All the trees were flattened/buried in the rock.
Here is Joe for scale - so you can see the water pushed material up at least 10 feet on this tree.
The river looks pretty calm tonight and it's starting to get its usual blue-green colour back - a change from the brown mud that it's been the last six weeks or so.
There are also silt deposits further down.
This is the river bank on the south side - Bowness. A lot of the river bank was eroded away and a lot of debris piled up in the trees along the bank.
About a week after the flood, the water is down somewhat - to about the level of a "normal" bad flood year. If you look closely, you'll see these pix are taken over a few days as the level gets a bit lower on succeeding pix.
These are just "nature" shots because I like them.
June 21, 2013
It had been raining and continued to rain, and rain, and rain. In Calgary and in the mountains. The result: 100 year record floods in the Bow Valley River flood plains and along other rivers in the foothills. In Calgary record flooding with about 10% of Calgarians were evacuated from their homes The city closed off downtown Calgary, which is on the floodplain, so many of us could not get to work for about three work days (Friday, Monday and Tuesday). Some not for over a week.
On June 21, as I was not able to go to work, I was home and decided to walk over to look at the river and see exactly what it looked like. We can see it if we walk about 3 minutes to the park about a block from our house. This is what we saw:
I thought we'd be the only ones out in the pouring rain - but apparently we aren't the only crazy ones - in fact there was actually a line up of vehicles waiting for a parking spot to get a look at the river from a safe vantage point.

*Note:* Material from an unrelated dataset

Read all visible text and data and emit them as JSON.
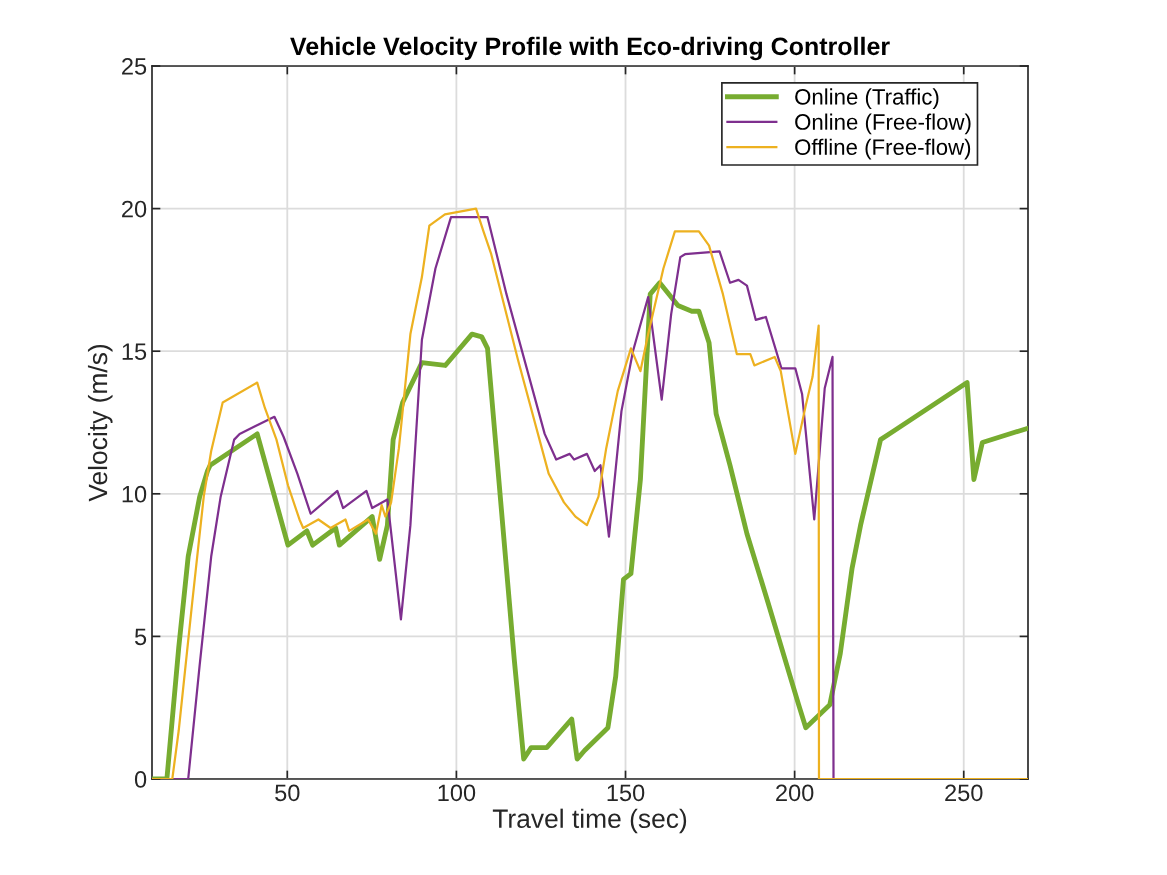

This is usually the river and two separate settling ponds. Here they sort of blend together.
Note the train on the bridge. I learned that they park trains on the train bridges to keep the bridges from floating away in flood situations.
Storm water gushing up into the settling pond.
The Mayor declared "the river closed" - always someone...
Normally we enjoy walking around down there looking at the birds.
Hard to see - but across the river, backyards are flooded in Bowness.